One of the series of Babylonian Chronicles

The Nebuchadnezzar Chronicle, also known as Jerusalem Chronicle, is one of the series of Babylonian Chronicles, and contains a description of the first eleven years of the reign of Nebuchadnezzar II. The tablet details Nebuchadnezzar's military campaigns in the west and has been interpreted to refer to both the Battle of Carchemish and the Siege of Jerusalem (597 BC). The tablet is numbered ABC5 in Grayson's standard text and BM 21946 in the British Museum.

It is one of two identified Chronicles referring to Nebuchadnezzar, and does not cover the whole of his reign. The ABC5 is a continuation of Babylonian Chronicle ABC4 (The Late Years of Nabopolassar), where Nebuchadnezzar is mentioned as the Crown Prince. Since the ABC 5 only provides a record through Nebuchadnezzar's eleventh year, the subsequent destruction and exile recorded in the Hebrew Bible to have taken place ten years later are not covered in the chronicles or elsewhere in the archaeological record.

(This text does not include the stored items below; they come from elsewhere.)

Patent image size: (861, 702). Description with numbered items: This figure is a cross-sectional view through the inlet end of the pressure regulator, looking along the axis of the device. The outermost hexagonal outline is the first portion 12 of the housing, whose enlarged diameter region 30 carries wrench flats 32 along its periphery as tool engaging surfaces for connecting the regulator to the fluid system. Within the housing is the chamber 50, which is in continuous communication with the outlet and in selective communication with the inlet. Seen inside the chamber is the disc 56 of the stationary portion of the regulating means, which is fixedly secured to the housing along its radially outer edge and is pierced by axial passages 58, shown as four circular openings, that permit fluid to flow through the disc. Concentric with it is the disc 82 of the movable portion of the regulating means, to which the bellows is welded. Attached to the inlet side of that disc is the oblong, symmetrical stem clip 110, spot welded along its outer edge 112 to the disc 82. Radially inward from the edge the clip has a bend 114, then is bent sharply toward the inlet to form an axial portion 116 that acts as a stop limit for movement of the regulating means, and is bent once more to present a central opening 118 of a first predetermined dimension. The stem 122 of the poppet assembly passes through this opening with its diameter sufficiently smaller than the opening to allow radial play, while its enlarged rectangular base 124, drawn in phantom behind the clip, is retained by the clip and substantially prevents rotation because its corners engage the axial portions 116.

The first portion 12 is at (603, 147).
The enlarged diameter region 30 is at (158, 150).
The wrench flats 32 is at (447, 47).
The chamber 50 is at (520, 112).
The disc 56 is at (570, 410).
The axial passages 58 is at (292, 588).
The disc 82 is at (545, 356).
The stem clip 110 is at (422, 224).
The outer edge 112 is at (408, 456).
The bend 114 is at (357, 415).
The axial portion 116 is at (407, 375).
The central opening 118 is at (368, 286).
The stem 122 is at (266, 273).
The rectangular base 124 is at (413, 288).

As with most other Babylonian Chronicles, the tablet is unprovenanced, having been purchased in 1896 via an antiquities dealer from an unknown excavation. It was first published 60 years later in 1956 by Donald Wiseman.

==Carchemish==
The tablet claims that Nebuchadnezzar "crossed the river to go against the Egyptian army which lay in Karchemiš. They fought with each other and the Egyptian army withdrew before him. He accomplished their defeat and beat them to non-existence. As for the rest of the Egyptian army which had escaped from the defeat so quickly that no weapon had reached them, in the district of Hamath the Babylonian troops overtook and defeated them so that not a single man escaped to his own country. At that time Nebuchadnezzar conquered the whole area of Hamath."

==Siege of Jerusalem==
The Chronicle does not refer to Jerusalem directly but mentions a "City of Iaahudu", interpreted to be "City of Judah". The Chronicle states:

In the seventh year (of Nebuchadnezzar) in the month Chislev (Nov/Dec) the king of Babylon assembled his army, and after he had invaded the land of Hatti (Turkey/Syria) he laid siege to the city of Judah. On the second day of the month of Adar (16 March) he conquered the city and took the king (Jeconiah) prisoner. He installed in his place a king (Zedekiah) of his own choice, and after he had received rich tribute, he sent forth to Babylon.

==Chronology==
The Chronicle is understood to confirm the date of the First Siege of Jerusalem. Prior to publication of the Babylonian Chronicles by Donald Wiseman in 1956, Thiele had determined from the biblical texts that Nebuchadnezzar's initial capture of Jerusalem occurred in the spring of 597 BC, while other scholars, including Albright, more frequently dated the event to 598 BC.

There are no extra-biblical sources for the Second Siege of Jerusalem, which has been dated to 587 BC. The date was arrived at by comparing the evidence of the Chronicle to dates given in the Book of Ezekiel in connection to the year of captivity of Jeconiah (i.e. the first fall of Jerusalem).